HPRB HEARING: READ OR WATCH OUR TESTIMONY
The DC Historic Preservation Review Board (HPRB) considered the rebuilding plans for 3515 Woodley Road at its February 25th meeting. Ralph Cunningham of Cunningham | Quill Architects presented the plans to rebuild, and CPHS and ANC3C testified at the hearing.
You can read our testimony here or watch video of the hearing at here — click on the Feb. 25th hearing date and then navigate to the last case on the agenda for the day. Our testimony was informed by the documents we received from DCRA in response to our FOIA request, which document the structural damage that the DCRA inspector found in his October 26th inspection and the apparent contractor negligence that caused the damage. The salient documents — the Notice of Infraction, Stop Work Order, and photographs taken by the inspector — are available to download here. (The file is a 10 MB PDF.)
PROTECTIONS FOR THE REBUILT HOUSE
Because the rebuilt house will be a replica without any of the historic fabric from the 1912 building it replaces, it will be “non-contributing” in the historic district and thus, unless other measures were put place, it would have a lower degree of protection than “contributing” structures. DC Historic Preservation Office staff are characterizing this as a “reconstruction,” rather than new construction, and recommend that any future changes to the house receive a higher level of scrutiny.
For additional assurance that the house will remain as rebuilt, CPHS and ANC3C worked together to secure a covenant on the property requiring that the rebuilt house be treated as if it were a contributing property, with full review for any changes by CPHS and ANC3C. ANC3C made execution of the covenant a condition of their approval of the plans to rebuild. The HPRB voted to approve the rebuilding plans in concept, but directed their staff to withhold final approval until execution of the covenant has been verified. CPHS and ANC3C have now agreed with the owner of the property, Barrett Evans, on the covenant, and we expect it will be signed by all parties this week.

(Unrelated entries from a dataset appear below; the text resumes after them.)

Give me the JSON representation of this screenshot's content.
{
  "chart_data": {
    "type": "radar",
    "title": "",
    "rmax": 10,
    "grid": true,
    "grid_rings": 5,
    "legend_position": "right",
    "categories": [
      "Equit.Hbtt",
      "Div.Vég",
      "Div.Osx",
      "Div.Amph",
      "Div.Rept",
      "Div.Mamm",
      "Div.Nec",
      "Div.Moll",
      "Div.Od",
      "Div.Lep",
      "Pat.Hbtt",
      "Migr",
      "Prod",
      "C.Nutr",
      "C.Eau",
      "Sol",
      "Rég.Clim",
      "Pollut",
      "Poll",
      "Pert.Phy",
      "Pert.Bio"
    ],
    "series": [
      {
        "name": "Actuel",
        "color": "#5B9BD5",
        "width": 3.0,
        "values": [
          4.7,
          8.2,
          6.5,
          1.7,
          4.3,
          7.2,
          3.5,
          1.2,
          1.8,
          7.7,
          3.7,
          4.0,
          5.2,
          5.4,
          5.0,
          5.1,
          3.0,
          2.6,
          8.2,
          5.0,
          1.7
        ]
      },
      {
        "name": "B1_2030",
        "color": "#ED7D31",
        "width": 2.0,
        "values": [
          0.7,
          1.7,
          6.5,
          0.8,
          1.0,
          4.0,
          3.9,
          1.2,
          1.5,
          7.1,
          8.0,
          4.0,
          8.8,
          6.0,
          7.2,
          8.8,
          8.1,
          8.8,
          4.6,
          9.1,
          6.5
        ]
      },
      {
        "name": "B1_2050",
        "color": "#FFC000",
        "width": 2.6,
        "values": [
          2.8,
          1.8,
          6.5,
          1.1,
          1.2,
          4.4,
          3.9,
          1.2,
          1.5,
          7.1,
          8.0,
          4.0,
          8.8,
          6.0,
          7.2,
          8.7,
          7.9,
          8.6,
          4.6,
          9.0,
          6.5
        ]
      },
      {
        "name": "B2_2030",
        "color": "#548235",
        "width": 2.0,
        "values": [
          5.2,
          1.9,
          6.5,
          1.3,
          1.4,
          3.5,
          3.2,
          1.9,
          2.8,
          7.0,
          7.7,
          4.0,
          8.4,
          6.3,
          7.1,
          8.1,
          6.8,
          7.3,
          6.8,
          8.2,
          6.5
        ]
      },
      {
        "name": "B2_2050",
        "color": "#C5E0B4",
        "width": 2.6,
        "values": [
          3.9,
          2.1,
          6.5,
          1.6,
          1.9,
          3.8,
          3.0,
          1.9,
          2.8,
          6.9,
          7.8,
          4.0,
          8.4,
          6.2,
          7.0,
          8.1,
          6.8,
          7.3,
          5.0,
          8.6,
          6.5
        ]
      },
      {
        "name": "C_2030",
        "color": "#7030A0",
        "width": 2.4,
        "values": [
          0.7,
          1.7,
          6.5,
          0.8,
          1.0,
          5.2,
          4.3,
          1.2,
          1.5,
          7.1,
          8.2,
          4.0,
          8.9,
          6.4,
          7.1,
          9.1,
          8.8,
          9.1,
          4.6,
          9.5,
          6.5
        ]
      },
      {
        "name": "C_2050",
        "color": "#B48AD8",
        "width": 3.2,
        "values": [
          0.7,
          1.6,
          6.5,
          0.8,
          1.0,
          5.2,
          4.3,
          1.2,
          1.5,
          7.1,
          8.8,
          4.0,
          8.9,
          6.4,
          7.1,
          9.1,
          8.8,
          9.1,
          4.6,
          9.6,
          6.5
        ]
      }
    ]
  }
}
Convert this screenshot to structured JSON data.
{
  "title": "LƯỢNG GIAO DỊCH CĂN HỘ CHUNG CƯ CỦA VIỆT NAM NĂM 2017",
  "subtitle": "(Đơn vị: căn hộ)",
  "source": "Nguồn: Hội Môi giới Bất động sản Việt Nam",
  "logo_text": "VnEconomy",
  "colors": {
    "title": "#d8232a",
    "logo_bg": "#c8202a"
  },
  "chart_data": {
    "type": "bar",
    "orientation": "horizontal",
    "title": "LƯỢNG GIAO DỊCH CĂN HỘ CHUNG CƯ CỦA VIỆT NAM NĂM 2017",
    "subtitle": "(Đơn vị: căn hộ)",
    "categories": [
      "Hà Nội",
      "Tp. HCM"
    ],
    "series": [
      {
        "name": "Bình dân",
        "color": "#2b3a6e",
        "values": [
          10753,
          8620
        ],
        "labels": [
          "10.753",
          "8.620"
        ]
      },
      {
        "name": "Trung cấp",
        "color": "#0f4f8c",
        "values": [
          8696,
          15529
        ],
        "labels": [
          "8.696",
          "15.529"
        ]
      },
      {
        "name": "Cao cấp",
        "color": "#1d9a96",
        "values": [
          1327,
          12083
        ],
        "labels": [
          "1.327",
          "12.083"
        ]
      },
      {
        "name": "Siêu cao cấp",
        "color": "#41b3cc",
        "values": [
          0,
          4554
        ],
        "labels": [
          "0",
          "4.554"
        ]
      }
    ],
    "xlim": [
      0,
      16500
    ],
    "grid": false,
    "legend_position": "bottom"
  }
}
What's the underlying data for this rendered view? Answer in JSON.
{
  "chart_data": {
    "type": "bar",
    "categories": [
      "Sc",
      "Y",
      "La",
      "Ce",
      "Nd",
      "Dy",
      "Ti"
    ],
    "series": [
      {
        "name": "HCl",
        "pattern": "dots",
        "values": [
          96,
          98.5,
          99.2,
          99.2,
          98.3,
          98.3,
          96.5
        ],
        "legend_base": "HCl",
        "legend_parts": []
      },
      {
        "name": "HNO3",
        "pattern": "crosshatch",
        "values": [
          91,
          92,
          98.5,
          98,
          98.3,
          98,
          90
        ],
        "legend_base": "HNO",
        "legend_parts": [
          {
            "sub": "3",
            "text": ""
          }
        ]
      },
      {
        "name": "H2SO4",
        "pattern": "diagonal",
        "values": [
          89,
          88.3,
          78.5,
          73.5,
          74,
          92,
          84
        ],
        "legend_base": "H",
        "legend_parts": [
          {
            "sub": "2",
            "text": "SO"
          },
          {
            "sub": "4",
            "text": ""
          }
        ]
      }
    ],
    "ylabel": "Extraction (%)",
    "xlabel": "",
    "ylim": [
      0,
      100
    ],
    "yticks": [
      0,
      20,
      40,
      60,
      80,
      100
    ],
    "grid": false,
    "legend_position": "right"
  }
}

QUESTIONS REMAIN; COLLAPSES CONTINUE
Many questions about how the loss of this house came about remain to be answered, despite the fact that rebuilding is going ahead. The documents received from DCRA include nothing between the October 27th Stop Work order and the day the house was razed ten days later. There is no documentation of the consultation with the Historic Preservation Office which we have been told happened orally, and which is required by the preservation law. There is nothing in writing to substantiate DCRA’s decision to order an emergency raze. CPHS will pursue our FOIA request to attempt to obtain documentation from the missing period, if it exists. We will be following up with the help of HPRB, the DC Council, and the DC Preservation League to seek to put measures in place to prevent this kind of thing from ever happening again. It is clear that better enforcement by DC will be necessary, as just in the last few days two more houses have collapsed while undergoing construction elsewhere in the city.